Still the book suffers two flaws: whenever it treats hard sociological facts the interpretation is typically glib, and the author offers few if any concrete proposals to address the problem of economic inequality. Regarding the first problem, three examples will suffice.
1 On page 98, the author provides the average SAT scores for students in 10 income categories, ranging from less than $10,000 dollars (872) to more than $100,000 dollars (1115). The average SAT goes up with each step up the income ladder. The problem he fails to note, however, is that race or ethnicity is even more important than income in accounting for variation in SAT. In 2006 Blacks averaged 863 and Asians scored 1088 on the SAT, and Asians from families earning $20,000-$30,000 outscored blacks from homes earning over $100,000 by over 60 points. Income is important but ethnicity is more important. In terms of school achievement, "it is more important to be born Asian than born rich," as Lawrence Steinberg once put it.

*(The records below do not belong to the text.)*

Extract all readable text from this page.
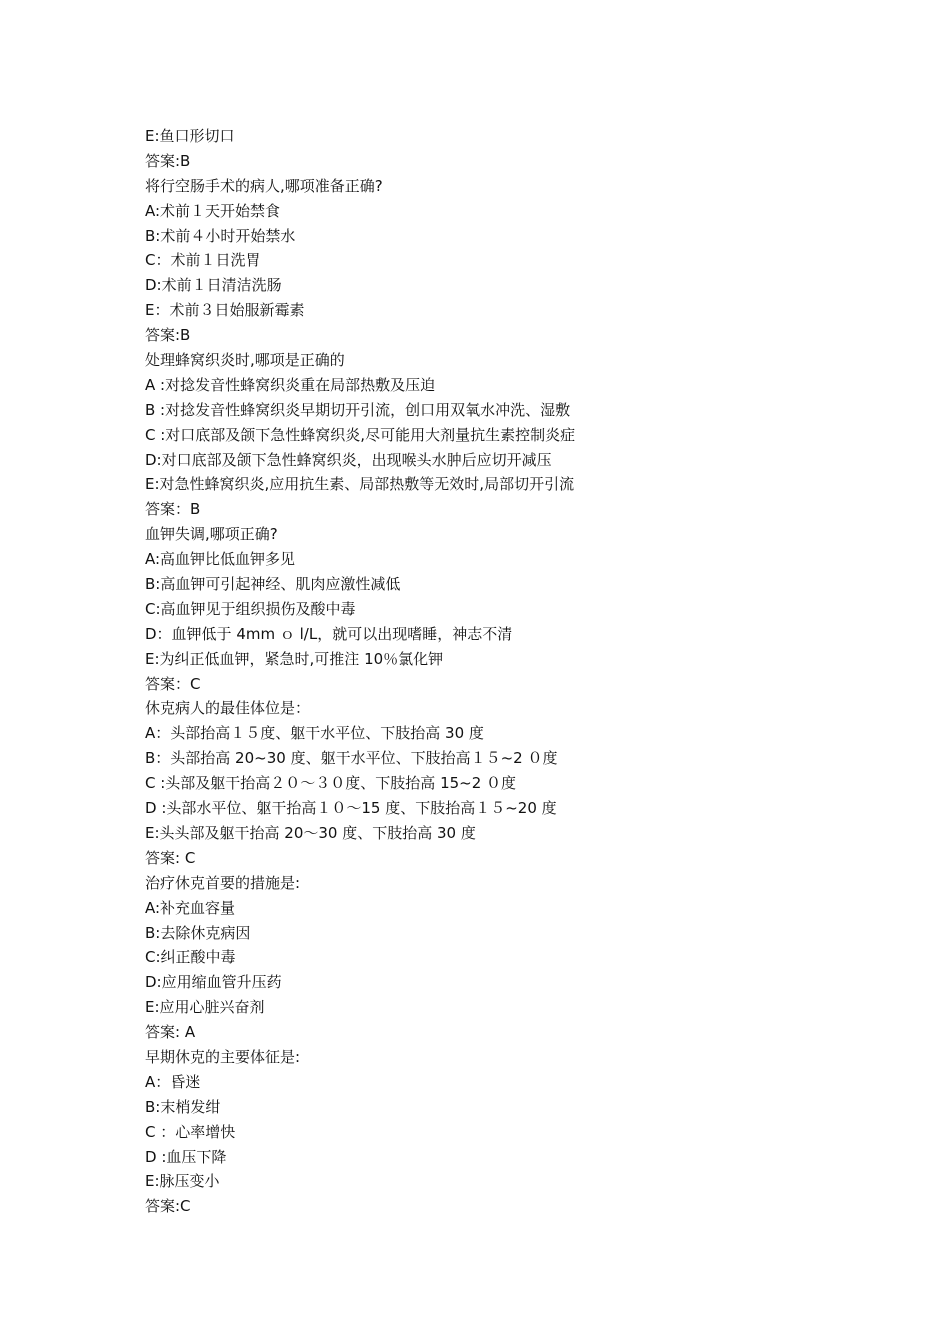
E:鱼口形切口
答案:B
将行空肠手术的病人,哪项准备正确?
A:术前１天开始禁食
B:术前４小时开始禁水
C：术前１日洗胃
D:术前１日清洁洗肠
E：术前３日始服新霉素
答案:B
处理蜂窝织炎时,哪项是正确的
A :对捻发音性蜂窝织炎重在局部热敷及压迫
B :对捻发音性蜂窝织炎早期切开引流，创口用双氧水冲洗、湿敷
C :对口底部及颌下急性蜂窝织炎,尽可能用大剂量抗生素控制炎症
D:对口底部及颌下急性蜂窝织炎，出现喉头水肿后应切开减压
E:对急性蜂窝织炎,应用抗生素、局部热敷等无效时,局部切开引流
答案：B
血钾失调,哪项正确?
A:高血钾比低血钾多见
B:高血钾可引起神经、肌肉应激性减低
C:高血钾见于组织损伤及酸中毒
D：血钾低于 4mm ｏ l/L，就可以出现嗜睡，神志不清
E:为纠正低血钾，紧急时,可推注 10％氯化钾
答案：C
休克病人的最佳体位是：
A：头部抬高１５度、躯干水平位、下肢抬高 30 度
B：头部抬高 20~30 度、躯干水平位、下肢抬高１５~2 ０度
C :头部及躯干抬高２０～３０度、下肢抬高 15~2 ０度
D :头部水平位、躯干抬高１０～15 度、下肢抬高１５~20 度
E:头头部及躯干抬高 20～30 度、下肢抬高 30 度
答案: C
治疗休克首要的措施是:
A:补充血容量
B:去除休克病因
C:纠正酸中毒
D:应用缩血管升压药
E:应用心脏兴奋剂
答案: A
早期休克的主要体征是:
A：昏迷
B:末梢发绀
C ：心率增快
D :血压下降
E:脉压变小
答案:C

2 Michaels assumes that white suburban schools are better funded than black/urban schools (p87, passim), and that this accounts for differences in student performance but the evidence is quite clear that more money is spent on urban schools per student than any other type of school. Schools with 50% or more minority students spend 9% more than those with 5% or fewer minority students. My area would be typical. Atlanta City schools spend 50% more per student than suburban counties such as Cobb and Gwinnett but the latter greatly outperform Atlanta on standardized tests. The school district that spends the most in the country is Washington DC and it is arguably the worst school district in the country. There is no relationship between expenditures and student performance, something we have known since the Coleman Report of 1966. Family variables, especially family composition, explain most of the variation in student achievement.
3 The author observes that the academic left has claimed that domestic abuse occurs in every social class but that in fact poor women are 7 times more likely to be abused than wealthy women (pp.117-119). This is true but it hides what is the real variable of importance--marital status. According to the Justice Department and the National Crime Victimization Survey, single women are 4 times more likely to be abused than married women, and divorced and separated women are 10 times more likely to be abused than married women. The income findings are largely a function of the fact that married couples have much higher incomes than single/separated/divorced households.
Regarding the paucity of concrete policy prescriptions, one has to assume that Michaels wants to increase taxes on the rich and distribute the money to the poor but that is no guidance at all. He does seem to prefer that affirmative action shift from race/ethnicity/gender to social class, but as many have observed, such a shift would benefit whites and Asians disproportionately. The single concrete proposal he makes is reparations for slavery. Of course, this is rather ironic, given that the main point of the book is that obsessions with race and gender have blinded us to issues of income inequality, but the larger problem with such a proposal is contained in statements like "reparations are a technology for trying to create a world that comes as close as possible to the world we would have had if neither slavery nor Jim Crow had happened" (p128-129). You have to work very hard to be that facile. Had slavery never happened the descendents of those who in fact were enslaved would be living in West Africa and yet the 37 million people currently living in the US of African descent have a combined income much larger than the combined income of the 650 million sub-Saharan Africans. The typical person living in Western Africa lives on less than 2 dollars a day. By the author's logic, the descendents of slaves are the ones who should be paying reparations. Did I say "glib?" That is absurd.